Il lato più scoperto della filmografia western rimane la sezione biografica, nel senso che, nonostante siano state costruite decine di trame intorno alle figure di Buffalo Bill, Billy il Kid, Pat Garrett, Geronimo, Wyatt Earp e Jesse James, risultano colpevolmente assenti le biografie di personaggi come Cavallo Pazzo (un solo film, “Furia indiana”, di George Sherman, nel 1955, non contando le numerose apparizioni in varie pellicole) Toro Seduto (trattato quasi sempre come una comparsa, a differenza di Geronimo) John “Portugee” Phillips (un eroe dimenticato) Meriwether Lewis e William Clark (anche per loro, un solo film di rilievo: “I due capitani”, di Rudolph Matè, 1955). Se si allarga il discorso alle protagoniste femminili, i cineasti, tanto affascinati dalle solite Pocahontas, Calamity Jane e Belle Starr, si sono scordati figure quali le indiane Sacajawea e Mohnaseetah, le pioniere Tamsen Donner, Susan Shelby e Narcissa Prentiss, le “squaw bianche” Olive Oatman, Cynthia Ann Parker, Fanny Kelly e Millie Durgan e le “pistolere” Annie Oakley, Little Britches, Cattle Annie e Laura Bullion. Soltanto ad Etta Place, il western ha concesso qualche spazio, ma lo ha fatto in quanto era moglie di Sundance Kid del Mucchio Selvaggio (“Butch Cassidy”, di George Roy Hill, 1969). Forse la rivalutazione del gentil sesso quale presenza storica si è arrestata proprio a “C’era una volta il West” di Leone, nel quale la quieta Jill affiora come la vera vincitrice della contesa fra affaristi, mercenari, speculatori e pistoleri. Non era un personaggio reale, ma ne simboleggiava parecchi della Frontiera antica e recente.

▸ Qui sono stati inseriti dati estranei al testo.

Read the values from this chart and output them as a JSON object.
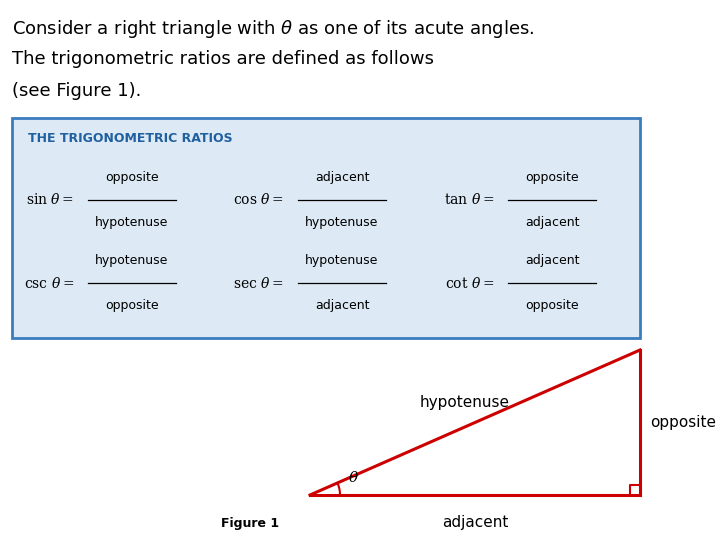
{
  "bg_color": "#ffffff",
  "title_text_line1": "Consider a right triangle with $\\theta$ as one of its acute angles.",
  "title_text_line2": "The trigonometric ratios are defined as follows",
  "title_text_line3": "(see Figure 1).",
  "box_bg_color": "#ddeaf5",
  "box_border_color": "#3a7dbf",
  "box_title": "THE TRIGONOMETRIC RATIOS",
  "box_title_color": "#2060a0",
  "trig_ratios": [
    {
      "label": "$\\sin\\,\\theta=$",
      "num": "opposite",
      "den": "hypotenuse",
      "col": 0,
      "row": 0
    },
    {
      "label": "$\\cos\\,\\theta=$",
      "num": "adjacent",
      "den": "hypotenuse",
      "col": 1,
      "row": 0
    },
    {
      "label": "$\\tan\\,\\theta=$",
      "num": "opposite",
      "den": "adjacent",
      "col": 2,
      "row": 0
    },
    {
      "label": "$\\csc\\,\\theta=$",
      "num": "hypotenuse",
      "den": "opposite",
      "col": 0,
      "row": 1
    },
    {
      "label": "$\\sec\\,\\theta=$",
      "num": "hypotenuse",
      "den": "adjacent",
      "col": 1,
      "row": 1
    },
    {
      "label": "$\\cot\\,\\theta=$",
      "num": "adjacent",
      "den": "opposite",
      "col": 2,
      "row": 1
    }
  ],
  "triangle_color": "#cc0000",
  "label_hypotenuse": "hypotenuse",
  "label_opposite": "opposite",
  "label_adjacent": "adjacent",
  "label_theta": "$\\theta$",
  "figure_caption": "Figure 1",
  "figure_caption_fontsize": 9
}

Dal momento che la gente della nostra era manifesta molto interesse per il gossip, perché non rispolverare qualche storia “piccante” dei nostri eroi della Frontiera?


BUffalo Bill

E’ risaputo che il colonnello Cody aveva un debole per le grazie femminili e corteggiò attrici e figuranti del suo spettacolo (nel 1996 si stava preparando un film su una sua presunta relazione con la principessa Ada Wilbraham Caetani, conosciuta a Roma nel 1890: la scelta del protagonista avrebbe dovuto ricadere sul bravo Kevin Costner, ma poi non se ne fece nulla) indispettendo la moglie Louisa che ad un certo punto lo lasciò. Sono altrettanto note le infedeltà del generale Custer e la sua relazione con la cheyenne Monahseetah, dalla quale ebbe un figlio, per non tirare in ballo i numerosi partner di personaggi come Big Nose Kate o le tormentate vicende personali e sentimentali dell’indiana Sarah Winnemucca.

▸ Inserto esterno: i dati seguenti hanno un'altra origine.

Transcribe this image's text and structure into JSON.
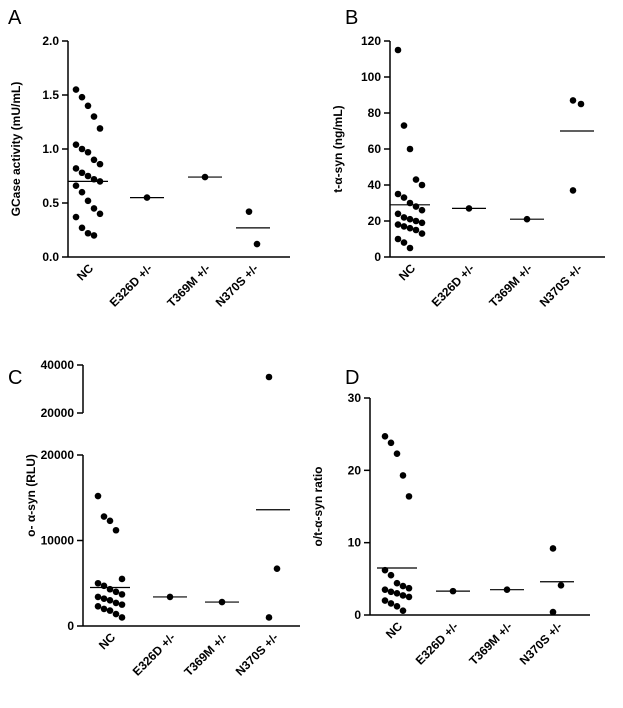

Per concludere con un pizzico di polemica, le biografie di Ann Eliza Webb, Lola Montez o Adah Isaacs Menken sembrano infinitamente più interessanti degli improbabili incontri fra cow boy e alieni recentemente proposti dal cinema.

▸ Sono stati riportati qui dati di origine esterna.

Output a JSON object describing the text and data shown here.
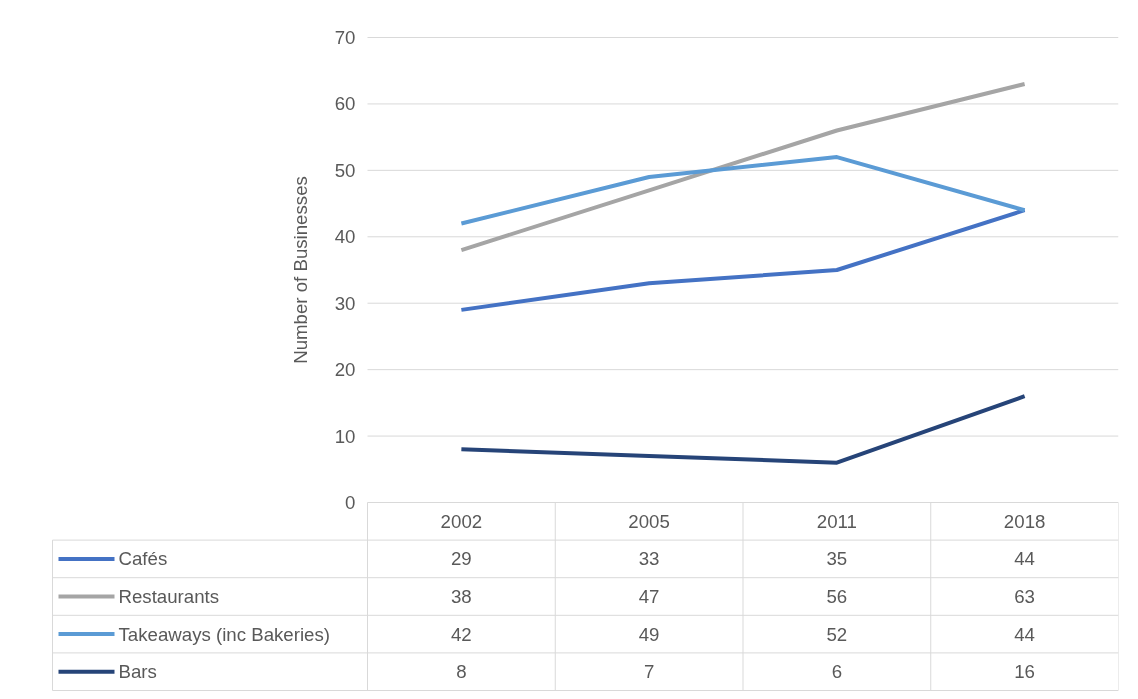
{
  "chart_data": {
    "type": "line",
    "ylabel": "Number of Businesses",
    "categories": [
      "2002",
      "2005",
      "2011",
      "2018"
    ],
    "series": [
      {
        "name": "Cafés",
        "color": "#4472c4",
        "values": [
          29,
          33,
          35,
          44
        ]
      },
      {
        "name": "Restaurants",
        "color": "#a5a5a5",
        "values": [
          38,
          47,
          56,
          63
        ]
      },
      {
        "name": "Takeaways (inc Bakeries)",
        "color": "#5b9bd5",
        "values": [
          42,
          49,
          52,
          44
        ]
      },
      {
        "name": "Bars",
        "color": "#264478",
        "values": [
          8,
          7,
          6,
          16
        ]
      }
    ],
    "ylim": [
      0,
      70
    ],
    "yticks": [
      0,
      10,
      20,
      30,
      40,
      50,
      60,
      70
    ],
    "grid": "y",
    "legend": "bottom",
    "data_labels": true,
    "marker": "none",
    "line_style": "solid"
  }
}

Ma c’è da aspettarsi che fra non molto qualche regista rispolvererà l’eterna immagine di Custer, o parlerà ancora di Doc Holliday, della sfida all’O.K. Corral e della banda di Jesse James. Come è scritto nell’intestazione dei cartelli di molti luoghi storici degli Stati Uniti per dare almeno una succinta informazione al turista laddove non rimane alcun cimelio, “Better than nothing”. Meglio di niente.
Purchè il western, a causa di qualche cervellotico esperimento, non scompaia del tutto.